Recently, large-scale language models (LLMs) have gained popularity in the artificial intelligence (AI) community, thanks to their impressive capabilities and performance. These models have been applied in various subfields of AI, including natural language processing, natural language generation, and computer vision. While computer vision, especially diffusion models, has received significant attention, generating high-fidelity and coherent new perspectives from limited input remains a challenge.

To address this challenge, a recent study by a research team at ByteDance proposed DiffPortrait3D, a unique conditional diffusion model designed to create realistic 3D multi-view views from single natural environment portraits. DiffPortrait3D can reconstruct a single two-dimensional (2D) unconstrained portrait into a three-dimensional (3D) facial representation.

The model preserves the identity and expression of the subject while generating realistic facial details under new camera angles. The main innovation of this approach lies in its zero-shot capability, allowing it to generalize to a wide range of facial portraits, including those with unposed camera angles, extreme facial expressions, and various artistic styles, without the need for time-consuming optimization or fine-tuning procedures.

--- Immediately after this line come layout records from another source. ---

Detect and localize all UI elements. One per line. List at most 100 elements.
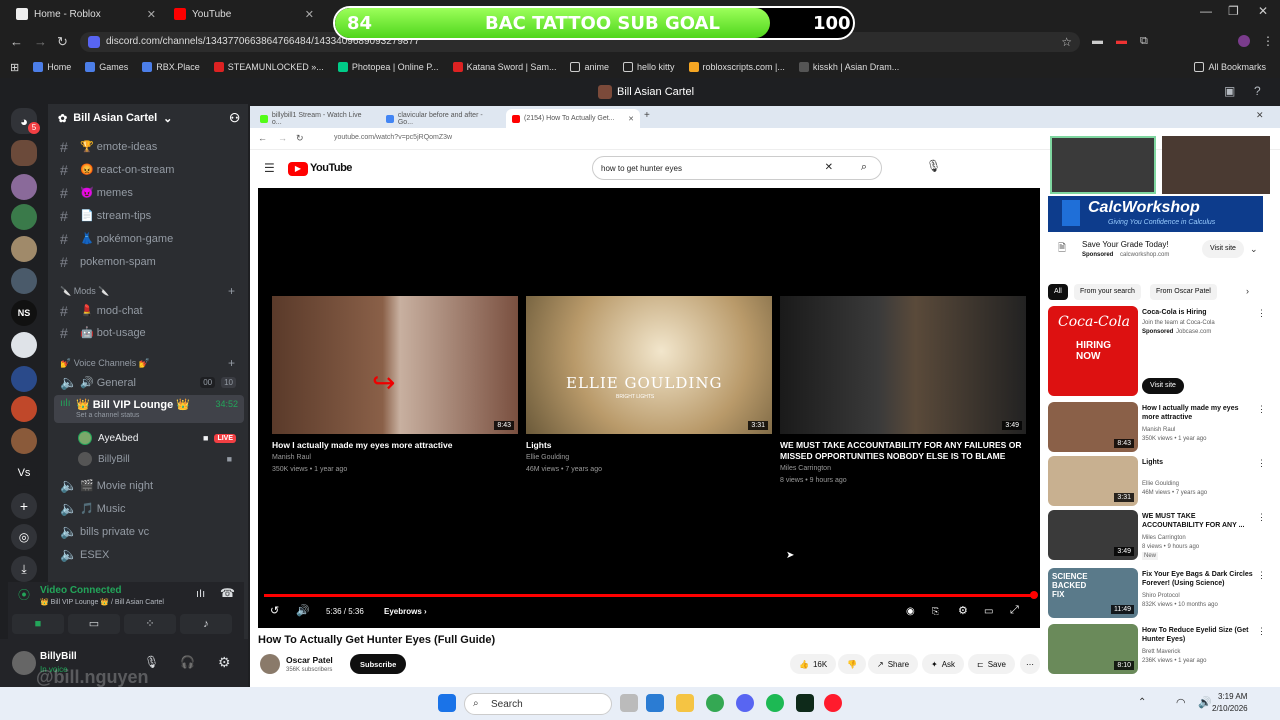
related-channel[interactable]: Ellie Goulding: [1142, 480, 1254, 488]
server-icon[interactable]: [11, 174, 37, 200]
bookmark[interactable]: RBX.Place: [142, 62, 200, 72]
bookmark-folder[interactable]: hello kitty: [622, 62, 675, 72]
apps-grid-icon[interactable]: ⊞: [10, 61, 19, 74]
forward-icon[interactable]: →: [34, 34, 47, 49]
category-mods[interactable]: 🔪 Mods 🔪: [60, 286, 109, 297]
voice-channel-esex[interactable]: 🔈 ESEX: [56, 544, 242, 565]
add-channel-icon[interactable]: +: [228, 284, 235, 298]
chevron-down-icon[interactable]: ⌄: [1250, 244, 1258, 255]
reload-icon[interactable]: ↻: [296, 133, 304, 144]
server-icon[interactable]: [11, 140, 37, 166]
close-icon[interactable]: ✕: [305, 8, 314, 21]
related-title[interactable]: WE MUST TAKE ACCOUNTABILITY FOR ANY ...: [1142, 512, 1254, 530]
related-thumbnail[interactable]: 3:31: [1048, 456, 1138, 506]
chevron-up-icon[interactable]: ⌃: [1138, 697, 1146, 708]
avatar[interactable]: [12, 651, 36, 675]
close-icon[interactable]: ✕: [147, 8, 156, 21]
promo-thumbnail[interactable]: Coca-Cola HIRING NOW: [1048, 306, 1138, 396]
related-thumbnail[interactable]: 8:10: [1048, 624, 1138, 674]
app-icon[interactable]: [796, 694, 814, 712]
reload-icon[interactable]: ↻: [57, 34, 68, 50]
chapter-button[interactable]: Eyebrows ›: [384, 607, 427, 616]
visit-site-button[interactable]: Visit site: [1202, 240, 1244, 258]
back-icon[interactable]: ←: [10, 34, 23, 49]
menu-icon[interactable]: ⋮: [1262, 34, 1274, 48]
channel-stream-tips[interactable]: # 📄 stream-tips: [56, 205, 242, 226]
voice-channel-vip-lounge[interactable]: ıılı 👑 Bill VIP Lounge 👑 34:52 Set a cha…: [54, 395, 244, 423]
close-window-icon[interactable]: ✕: [1256, 110, 1264, 121]
server-icon[interactable]: [11, 268, 37, 294]
task-view-icon[interactable]: [620, 694, 638, 712]
save-button[interactable]: ⊏ Save: [968, 654, 1015, 674]
progress-handle[interactable]: [1030, 591, 1038, 599]
related-title[interactable]: How I actually made my eyes more attract…: [1142, 404, 1254, 422]
maximize-icon[interactable]: ❐: [1228, 4, 1239, 18]
more-icon[interactable]: ⋮: [1257, 404, 1266, 415]
channel-bot-usage[interactable]: # 🤖 bot-usage: [56, 322, 242, 343]
clear-icon[interactable]: ✕: [825, 162, 833, 173]
voice-channel-general[interactable]: 🔈 🔊 General 00 10: [56, 372, 242, 393]
ask-button[interactable]: ✦ Ask: [922, 654, 965, 674]
more-actions-button[interactable]: ⋯: [1020, 654, 1040, 674]
help-icon[interactable]: ?: [1254, 84, 1261, 98]
extension-icon[interactable]: ▬: [1116, 35, 1127, 47]
youtube-search-input[interactable]: how to get hunter eyes ✕ ⌕: [592, 156, 882, 180]
volume-icon[interactable]: 🔊: [1198, 696, 1212, 709]
camera-button[interactable]: ■: [12, 614, 64, 634]
server-icon[interactable]: NS: [11, 300, 37, 326]
channel-status[interactable]: Set a channel status: [76, 412, 139, 419]
all-bookmarks[interactable]: All Bookmarks: [1194, 62, 1266, 72]
server-icon[interactable]: [11, 332, 37, 358]
inbox-icon[interactable]: ▣: [1224, 84, 1235, 98]
ad-banner[interactable]: CalcWorkshop Giving You Confidence in Ca…: [1048, 196, 1263, 232]
more-icon[interactable]: ⋮: [1257, 458, 1266, 469]
spotify-icon[interactable]: [766, 694, 784, 712]
taskbar-search[interactable]: ⌕ Search: [464, 693, 612, 715]
settings-gear-icon[interactable]: ⚙: [958, 604, 968, 617]
puzzle-icon[interactable]: ⧉: [1140, 35, 1148, 48]
chip-all[interactable]: All: [1048, 284, 1068, 300]
related-title[interactable]: Fix Your Eye Bags & Dark Circles Forever…: [1142, 570, 1254, 588]
tab-roblox[interactable]: Home - Roblox ✕: [8, 3, 164, 25]
star-icon[interactable]: ☆: [1061, 35, 1072, 49]
chip-from-channel[interactable]: From Oscar Patel: [1150, 284, 1217, 300]
progress-bar[interactable]: [264, 594, 1034, 597]
bookmark[interactable]: Home: [33, 62, 71, 72]
related-channel[interactable]: Manish Raul: [1142, 426, 1254, 434]
related-channel[interactable]: Brett Maverick: [1142, 648, 1254, 656]
add-member-icon[interactable]: ⚇: [229, 111, 240, 125]
soundboard-button[interactable]: ♪: [180, 614, 232, 634]
youtube-logo[interactable]: YouTube: [310, 162, 352, 174]
settings-gear-icon[interactable]: ⚙: [218, 654, 231, 671]
inner-tab[interactable]: clavicular before and after - Go...: [380, 109, 504, 128]
fullscreen-icon[interactable]: ⤢: [1010, 604, 1019, 617]
screen-share-button[interactable]: ▭: [68, 614, 120, 634]
bookmark-folder[interactable]: anime: [570, 62, 609, 72]
search-icon[interactable]: ⌕: [861, 161, 867, 174]
more-icon[interactable]: ⋮: [1257, 626, 1266, 637]
more-icon[interactable]: ⋮: [1257, 308, 1266, 319]
server-icon[interactable]: [11, 236, 37, 262]
bookmark[interactable]: kisskh | Asian Dram...: [798, 62, 899, 72]
bookmark[interactable]: STEAMUNLOCKED »...: [213, 62, 324, 72]
chrome-icon[interactable]: [706, 694, 724, 712]
channel-emote-ideas[interactable]: # 🏆 emote-ideas: [56, 136, 242, 157]
chevron-right-icon[interactable]: ›: [1246, 286, 1249, 296]
channel-pokemon-spam[interactable]: # pokemon-spam: [56, 251, 242, 272]
discover-icon[interactable]: ◎: [11, 524, 37, 550]
related-title[interactable]: Lights: [1142, 458, 1254, 467]
inner-tab[interactable]: billybill1 Stream - Watch Live o...: [254, 109, 378, 128]
widgets-icon[interactable]: [646, 694, 664, 712]
disconnect-icon[interactable]: ☎: [220, 586, 235, 600]
hamburger-menu-icon[interactable]: ☰: [264, 161, 275, 175]
download-icon[interactable]: ⤓: [11, 556, 37, 582]
file-explorer-icon[interactable]: [676, 694, 694, 712]
chip-from-search[interactable]: From your search: [1074, 284, 1141, 300]
add-server-icon[interactable]: +: [11, 493, 37, 519]
autoplay-toggle[interactable]: ◉: [906, 606, 915, 617]
channel-memes[interactable]: # 😈 memes: [56, 182, 242, 203]
windows-start-icon[interactable]: [438, 694, 456, 712]
server-icon[interactable]: [11, 428, 37, 454]
related-channel[interactable]: Miles Carrington: [1142, 534, 1254, 542]
add-channel-icon[interactable]: +: [228, 356, 235, 370]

The foundation of DiffPortrait3D is a generative prior obtained from 2D diffusion models that have been pre-trained on large image datasets and serve as the rendering framework for the model. A separate attention control mechanism helps with denoising by controlling appearance and camera poses. The appearance context of reference images is injected into the self-attention layers of frozen UNets, which are crucial components of the propagation mechanism.

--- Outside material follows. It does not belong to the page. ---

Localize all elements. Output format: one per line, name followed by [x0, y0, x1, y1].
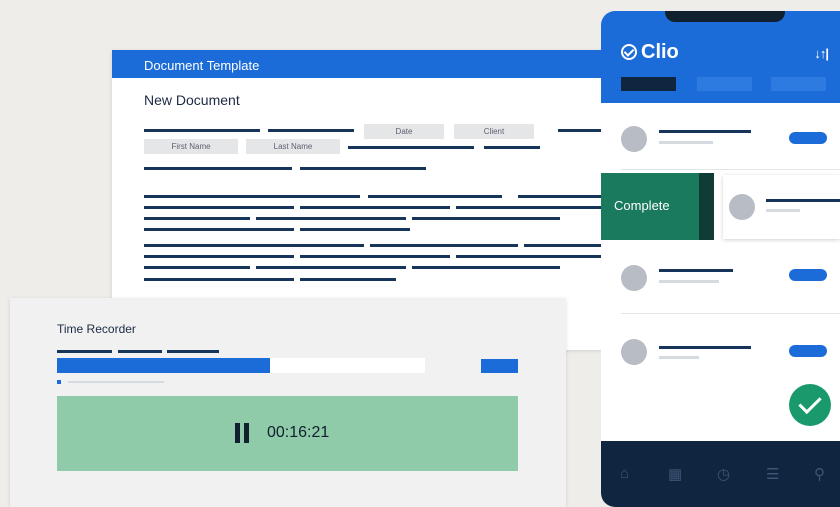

DiffPortrait3D uses a special conditional control module to alter the rendering view. This module analyzes conditional images of objects captured from the same angle to interpret camera poses, enabling the model to synthesize consistent facial features from different perspectives.

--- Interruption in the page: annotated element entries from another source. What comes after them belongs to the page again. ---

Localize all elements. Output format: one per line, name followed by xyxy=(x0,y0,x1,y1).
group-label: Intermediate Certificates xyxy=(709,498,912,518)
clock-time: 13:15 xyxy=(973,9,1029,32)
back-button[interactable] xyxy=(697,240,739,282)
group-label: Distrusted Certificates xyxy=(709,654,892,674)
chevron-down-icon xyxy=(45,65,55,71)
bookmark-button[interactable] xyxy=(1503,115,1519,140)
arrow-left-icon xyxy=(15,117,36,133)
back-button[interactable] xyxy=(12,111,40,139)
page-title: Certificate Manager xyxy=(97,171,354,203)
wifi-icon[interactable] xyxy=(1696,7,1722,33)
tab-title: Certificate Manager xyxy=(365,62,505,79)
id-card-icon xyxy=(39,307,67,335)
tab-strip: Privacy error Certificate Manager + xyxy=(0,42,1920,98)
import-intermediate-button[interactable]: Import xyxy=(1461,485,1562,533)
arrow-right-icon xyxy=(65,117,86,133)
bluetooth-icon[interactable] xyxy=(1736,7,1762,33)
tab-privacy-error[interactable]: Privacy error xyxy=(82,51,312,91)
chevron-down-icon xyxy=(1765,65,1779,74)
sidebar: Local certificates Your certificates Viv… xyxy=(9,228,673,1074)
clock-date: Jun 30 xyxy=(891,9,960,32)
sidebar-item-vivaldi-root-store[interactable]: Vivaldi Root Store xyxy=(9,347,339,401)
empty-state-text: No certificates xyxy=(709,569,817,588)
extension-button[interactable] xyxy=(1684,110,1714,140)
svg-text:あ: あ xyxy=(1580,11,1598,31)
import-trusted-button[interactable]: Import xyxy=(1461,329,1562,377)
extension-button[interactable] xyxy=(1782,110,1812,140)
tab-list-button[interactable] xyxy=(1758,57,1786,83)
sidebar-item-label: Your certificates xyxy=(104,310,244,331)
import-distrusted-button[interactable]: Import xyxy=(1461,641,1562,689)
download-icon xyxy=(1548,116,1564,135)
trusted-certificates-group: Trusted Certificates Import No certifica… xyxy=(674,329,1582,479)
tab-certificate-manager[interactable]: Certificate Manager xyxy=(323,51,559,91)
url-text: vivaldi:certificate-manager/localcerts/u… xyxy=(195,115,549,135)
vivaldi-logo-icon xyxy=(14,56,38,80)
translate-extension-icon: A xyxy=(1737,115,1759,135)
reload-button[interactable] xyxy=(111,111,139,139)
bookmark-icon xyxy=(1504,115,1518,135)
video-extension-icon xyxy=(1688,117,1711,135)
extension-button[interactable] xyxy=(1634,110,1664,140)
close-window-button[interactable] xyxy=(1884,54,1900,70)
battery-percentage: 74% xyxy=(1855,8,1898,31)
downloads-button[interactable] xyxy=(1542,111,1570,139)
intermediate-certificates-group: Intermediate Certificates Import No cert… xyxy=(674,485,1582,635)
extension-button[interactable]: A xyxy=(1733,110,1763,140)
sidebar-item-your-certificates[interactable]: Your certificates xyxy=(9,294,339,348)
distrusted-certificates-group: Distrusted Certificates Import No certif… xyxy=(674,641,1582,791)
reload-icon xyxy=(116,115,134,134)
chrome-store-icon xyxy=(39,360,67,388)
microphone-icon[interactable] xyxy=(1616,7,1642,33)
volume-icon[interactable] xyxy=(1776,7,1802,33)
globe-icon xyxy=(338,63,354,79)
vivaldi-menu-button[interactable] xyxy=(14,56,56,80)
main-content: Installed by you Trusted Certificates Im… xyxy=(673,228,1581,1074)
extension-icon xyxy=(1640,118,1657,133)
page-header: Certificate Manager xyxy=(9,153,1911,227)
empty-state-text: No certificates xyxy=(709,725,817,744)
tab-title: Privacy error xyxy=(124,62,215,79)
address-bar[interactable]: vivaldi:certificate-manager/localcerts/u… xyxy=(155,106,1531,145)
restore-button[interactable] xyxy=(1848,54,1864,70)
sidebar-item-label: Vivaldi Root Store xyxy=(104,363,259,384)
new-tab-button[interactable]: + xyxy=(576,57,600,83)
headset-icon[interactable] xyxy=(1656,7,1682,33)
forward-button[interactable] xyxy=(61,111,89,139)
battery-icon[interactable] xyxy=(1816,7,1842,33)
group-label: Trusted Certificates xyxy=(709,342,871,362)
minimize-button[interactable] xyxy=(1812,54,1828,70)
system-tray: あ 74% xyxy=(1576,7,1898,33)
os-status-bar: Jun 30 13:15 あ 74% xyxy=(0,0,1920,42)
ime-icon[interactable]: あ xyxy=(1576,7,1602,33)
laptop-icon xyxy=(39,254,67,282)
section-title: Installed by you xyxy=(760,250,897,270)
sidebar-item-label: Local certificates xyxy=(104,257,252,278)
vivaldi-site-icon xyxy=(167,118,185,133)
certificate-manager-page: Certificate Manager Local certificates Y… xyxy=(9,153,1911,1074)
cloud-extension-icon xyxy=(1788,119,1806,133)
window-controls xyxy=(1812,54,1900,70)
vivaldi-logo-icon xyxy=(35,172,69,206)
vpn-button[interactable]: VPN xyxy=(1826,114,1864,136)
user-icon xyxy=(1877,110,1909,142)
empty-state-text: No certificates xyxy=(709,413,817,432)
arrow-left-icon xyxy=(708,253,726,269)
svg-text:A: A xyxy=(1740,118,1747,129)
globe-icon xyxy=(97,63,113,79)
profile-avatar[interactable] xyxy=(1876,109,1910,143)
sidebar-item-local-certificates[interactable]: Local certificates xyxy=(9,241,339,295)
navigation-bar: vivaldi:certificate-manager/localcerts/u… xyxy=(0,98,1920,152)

To further enhance visual consistency, a trainable cross-view attention module is proposed. This module is particularly helpful in scenarios where intense facial expressions or unposed camera angles may pose challenges.

Additionally, a unique 3D-aware noise generation mechanism is included to ensure robustness during the inference process. This stage enhances overall stability and realism of the synthesized images. The team has evaluated and assessed the performance of DiffPortrait3D in challenging multi-view and natural environment benchmarks, demonstrating advanced levels of quality and quantity. This approach showcases its effectiveness in addressing the challenges of single-image 3D portrait synthesis, producing realistic and high-quality facial reconstructions in various artistic styles and settings.

The team shared their main contributions:

  • Introduced a unique zero-shot approach that creates 3D consistent new perspectives from a single portrait by extending 2D stable diffusion.
  • Demonstrated impressive achievements in synthesizing portraits with unique perspectives, supporting portrait synthesis with various appearances, expressions, attitudes, and styles without the need for tedious fine-tuning.
  • Utilized a clearly separated control system to independently handle appearance and camera viewpoints, allowing efficient camera manipulation without affecting the subject's expression or identity.
  • Combined a cross-view attention module and a 3D-aware noise creation technique to provide long-range consistency in 3D views.